I shot this photo in Paris, France during a laparoscopic prostatectomy. This procedure involves the removal of the prostate (“ectomy” is Latin for removal) using a laparoscope. I know many of you know this, but for those who are new to surgery, the surgeon is holding a “trocar” which will be inserted through the skin. Once the trocar is placed, it is removed, leaving a hollow cannula. The surgeon will place multiple cannulas and then use a scope and instruments to perform surgery. This is a minimally invasive approach and will result in less scarring, disfigurement and faster recover.
A quick note on my surgical photography: First, I never use special lighting – it’s a very harsh light which I have learned to love. Also, I never ask anyone on the surgical team to pose; I only want to catch natural movements in this incredible light. This is from a past magazine cover but thought I’d add it to my collection. Thank you Springer Magazine for giving me the opportunity!
I am completely fascinated with photographing the hands of the surgeon and the surgical team. To me they look like an elegant sculpture.

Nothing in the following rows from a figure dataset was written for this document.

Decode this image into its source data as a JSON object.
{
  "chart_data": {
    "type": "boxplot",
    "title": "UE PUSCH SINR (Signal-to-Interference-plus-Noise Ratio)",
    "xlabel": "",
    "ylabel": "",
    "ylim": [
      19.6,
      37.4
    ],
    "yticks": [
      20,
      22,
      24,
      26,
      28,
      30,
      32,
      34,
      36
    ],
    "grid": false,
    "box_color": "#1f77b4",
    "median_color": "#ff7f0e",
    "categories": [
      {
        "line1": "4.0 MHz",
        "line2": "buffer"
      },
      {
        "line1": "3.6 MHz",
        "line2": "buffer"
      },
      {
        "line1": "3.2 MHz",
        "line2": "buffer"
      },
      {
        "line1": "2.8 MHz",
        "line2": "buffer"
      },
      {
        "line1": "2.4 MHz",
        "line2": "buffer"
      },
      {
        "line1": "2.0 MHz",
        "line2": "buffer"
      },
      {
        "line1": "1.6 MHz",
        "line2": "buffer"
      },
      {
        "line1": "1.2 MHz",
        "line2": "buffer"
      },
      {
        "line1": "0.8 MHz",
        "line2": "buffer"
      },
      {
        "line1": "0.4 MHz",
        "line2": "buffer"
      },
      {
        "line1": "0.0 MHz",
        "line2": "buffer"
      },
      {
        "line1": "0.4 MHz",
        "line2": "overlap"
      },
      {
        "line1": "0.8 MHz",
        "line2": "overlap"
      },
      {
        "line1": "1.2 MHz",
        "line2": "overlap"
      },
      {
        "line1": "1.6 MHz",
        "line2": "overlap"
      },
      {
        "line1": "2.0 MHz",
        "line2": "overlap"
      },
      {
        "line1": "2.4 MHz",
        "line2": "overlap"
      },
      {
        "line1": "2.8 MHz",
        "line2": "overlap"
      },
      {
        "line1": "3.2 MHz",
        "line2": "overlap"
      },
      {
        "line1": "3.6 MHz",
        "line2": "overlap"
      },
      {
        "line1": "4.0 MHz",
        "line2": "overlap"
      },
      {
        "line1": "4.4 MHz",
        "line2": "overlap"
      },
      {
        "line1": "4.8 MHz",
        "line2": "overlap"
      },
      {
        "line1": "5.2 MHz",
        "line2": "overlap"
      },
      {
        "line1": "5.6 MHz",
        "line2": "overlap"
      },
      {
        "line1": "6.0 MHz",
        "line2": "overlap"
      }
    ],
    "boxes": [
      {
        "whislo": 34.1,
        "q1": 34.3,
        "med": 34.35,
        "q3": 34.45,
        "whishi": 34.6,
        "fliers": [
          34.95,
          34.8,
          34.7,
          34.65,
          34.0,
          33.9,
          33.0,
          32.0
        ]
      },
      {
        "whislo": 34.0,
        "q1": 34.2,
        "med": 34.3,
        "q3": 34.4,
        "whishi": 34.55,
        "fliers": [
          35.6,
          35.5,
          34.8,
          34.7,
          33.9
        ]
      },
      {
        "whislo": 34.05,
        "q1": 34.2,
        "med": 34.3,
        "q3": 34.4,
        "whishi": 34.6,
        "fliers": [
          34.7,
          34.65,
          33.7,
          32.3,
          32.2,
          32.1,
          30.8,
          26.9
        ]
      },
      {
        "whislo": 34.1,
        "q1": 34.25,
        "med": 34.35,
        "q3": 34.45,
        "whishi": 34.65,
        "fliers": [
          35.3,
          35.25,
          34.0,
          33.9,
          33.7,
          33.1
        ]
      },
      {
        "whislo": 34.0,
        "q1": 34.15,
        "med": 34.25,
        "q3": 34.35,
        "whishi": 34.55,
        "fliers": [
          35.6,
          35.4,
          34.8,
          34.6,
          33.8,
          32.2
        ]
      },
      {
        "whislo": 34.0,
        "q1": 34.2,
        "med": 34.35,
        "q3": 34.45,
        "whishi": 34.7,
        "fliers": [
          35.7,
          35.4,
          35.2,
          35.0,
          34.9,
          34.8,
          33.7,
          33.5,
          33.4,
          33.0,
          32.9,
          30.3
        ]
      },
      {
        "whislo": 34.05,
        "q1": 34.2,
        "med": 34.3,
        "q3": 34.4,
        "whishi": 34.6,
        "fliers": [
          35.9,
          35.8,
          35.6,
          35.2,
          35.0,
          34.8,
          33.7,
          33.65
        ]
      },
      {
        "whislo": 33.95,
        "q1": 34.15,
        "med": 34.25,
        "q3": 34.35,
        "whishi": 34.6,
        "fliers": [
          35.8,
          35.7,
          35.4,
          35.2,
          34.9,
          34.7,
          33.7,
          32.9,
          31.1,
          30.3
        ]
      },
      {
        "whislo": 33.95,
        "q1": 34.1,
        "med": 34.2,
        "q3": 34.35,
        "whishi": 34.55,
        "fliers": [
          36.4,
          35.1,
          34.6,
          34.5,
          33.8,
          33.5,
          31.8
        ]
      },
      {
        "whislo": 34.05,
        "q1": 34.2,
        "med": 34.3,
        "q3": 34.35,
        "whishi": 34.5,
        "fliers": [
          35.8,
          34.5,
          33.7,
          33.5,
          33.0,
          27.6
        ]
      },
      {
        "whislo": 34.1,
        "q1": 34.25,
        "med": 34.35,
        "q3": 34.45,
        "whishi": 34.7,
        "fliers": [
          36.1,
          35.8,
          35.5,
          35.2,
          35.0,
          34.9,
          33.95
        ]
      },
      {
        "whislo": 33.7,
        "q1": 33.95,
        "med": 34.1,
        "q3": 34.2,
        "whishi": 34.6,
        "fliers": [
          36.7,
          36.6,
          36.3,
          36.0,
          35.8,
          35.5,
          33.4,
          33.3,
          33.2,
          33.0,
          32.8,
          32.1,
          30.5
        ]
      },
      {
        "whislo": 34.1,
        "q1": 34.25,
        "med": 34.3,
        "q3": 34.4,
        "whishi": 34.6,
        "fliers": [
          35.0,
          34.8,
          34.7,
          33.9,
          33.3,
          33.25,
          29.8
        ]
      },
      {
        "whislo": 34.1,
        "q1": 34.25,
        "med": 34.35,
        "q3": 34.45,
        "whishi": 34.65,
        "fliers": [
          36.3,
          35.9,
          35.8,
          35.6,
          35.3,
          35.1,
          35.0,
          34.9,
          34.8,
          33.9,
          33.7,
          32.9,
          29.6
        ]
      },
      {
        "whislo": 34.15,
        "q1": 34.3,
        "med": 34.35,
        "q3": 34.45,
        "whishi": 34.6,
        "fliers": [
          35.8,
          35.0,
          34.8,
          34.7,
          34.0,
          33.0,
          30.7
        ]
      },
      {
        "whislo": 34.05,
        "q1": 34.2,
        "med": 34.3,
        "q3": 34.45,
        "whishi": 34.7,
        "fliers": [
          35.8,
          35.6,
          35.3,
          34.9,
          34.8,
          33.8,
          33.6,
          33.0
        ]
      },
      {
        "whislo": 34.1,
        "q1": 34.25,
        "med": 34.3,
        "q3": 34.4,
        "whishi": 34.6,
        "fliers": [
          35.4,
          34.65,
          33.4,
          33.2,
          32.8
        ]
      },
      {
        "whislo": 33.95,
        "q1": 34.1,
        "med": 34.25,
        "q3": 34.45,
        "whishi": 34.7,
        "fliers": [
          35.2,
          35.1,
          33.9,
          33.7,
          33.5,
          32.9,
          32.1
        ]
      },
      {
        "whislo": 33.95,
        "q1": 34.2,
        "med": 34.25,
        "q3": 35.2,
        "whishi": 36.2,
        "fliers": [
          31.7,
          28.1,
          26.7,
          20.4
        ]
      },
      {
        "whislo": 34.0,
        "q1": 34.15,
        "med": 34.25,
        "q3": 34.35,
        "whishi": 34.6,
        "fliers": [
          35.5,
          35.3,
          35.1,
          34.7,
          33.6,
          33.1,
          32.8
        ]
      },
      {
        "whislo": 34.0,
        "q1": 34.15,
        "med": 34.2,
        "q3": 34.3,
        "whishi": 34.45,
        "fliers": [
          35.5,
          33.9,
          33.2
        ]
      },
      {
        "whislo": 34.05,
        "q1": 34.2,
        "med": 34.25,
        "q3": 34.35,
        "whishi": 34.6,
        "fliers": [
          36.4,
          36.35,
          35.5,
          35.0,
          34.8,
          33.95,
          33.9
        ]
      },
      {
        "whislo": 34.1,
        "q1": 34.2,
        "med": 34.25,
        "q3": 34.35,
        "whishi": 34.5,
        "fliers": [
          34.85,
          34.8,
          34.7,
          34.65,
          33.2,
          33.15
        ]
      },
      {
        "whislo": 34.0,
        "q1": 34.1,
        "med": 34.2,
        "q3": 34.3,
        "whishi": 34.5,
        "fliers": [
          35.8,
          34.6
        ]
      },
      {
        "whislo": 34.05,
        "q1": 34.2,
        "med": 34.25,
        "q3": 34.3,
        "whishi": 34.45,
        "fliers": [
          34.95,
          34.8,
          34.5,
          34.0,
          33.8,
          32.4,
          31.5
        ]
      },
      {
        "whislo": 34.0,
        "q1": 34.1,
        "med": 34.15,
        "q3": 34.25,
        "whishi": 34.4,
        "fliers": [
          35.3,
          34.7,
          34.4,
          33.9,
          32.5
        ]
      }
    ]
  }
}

I was very humbled and honored to have one of my images posted in the New York Times – both electronically and in the actual newspaper (below). For fun, I inserted the color image so you can see the difference. This photo was taken in Paris, France during an open heart procedure – you can see the surgeon is reaching for an instrument, the other hand covering the heart. These are very intense cases and the surgeons and their teams are quite brilliant to watch. I value and always appreciate the opportunity to capture these incredible moments.

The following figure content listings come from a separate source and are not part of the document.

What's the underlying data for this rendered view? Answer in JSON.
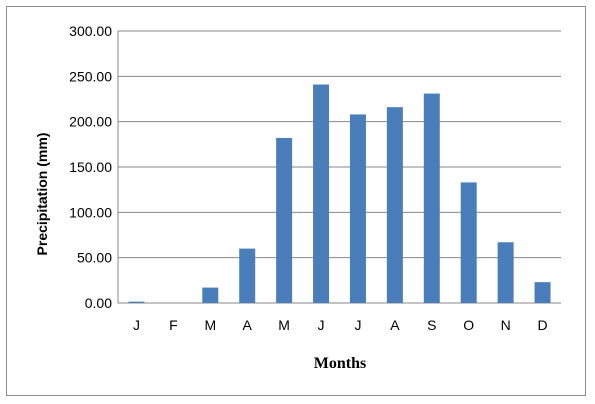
{
  "chart_data": {
    "type": "bar",
    "categories": [
      "J",
      "F",
      "M",
      "A",
      "M",
      "J",
      "J",
      "A",
      "S",
      "O",
      "N",
      "D"
    ],
    "values": [
      1.5,
      0.0,
      17.0,
      60.0,
      182.0,
      241.0,
      208.0,
      216.0,
      231.0,
      133.0,
      67.0,
      23.0
    ],
    "title": "",
    "xlabel": "Months",
    "ylabel": "Precipitation (mm)",
    "ylim": [
      0,
      300
    ],
    "yticks": [
      "0.00",
      "50.00",
      "100.00",
      "150.00",
      "200.00",
      "250.00",
      "300.00"
    ],
    "grid": true,
    "bar_color": "#4a7ebb",
    "grid_color": "#878787"
  }
}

I rarely modify any of my surgery images but this one just seemed like fun. Shot in Frankfurt Germany, this was a cardiovascular operation performed using a robot. This image highlights a bit of the prep before the case. You can’t see the robot in this image but if you click to follow, you’ll be one of the first to travel behind closed doors and see the surgical robot in action!
The delicate handling of instruments during a neurosurgical procedure (brain surgery). Quick note, when I photograph during surgery I only use the natural light found in the operating room. The surgeon in this procedure was Dr. John R Adler, Stanford Professor of Neurosurgery.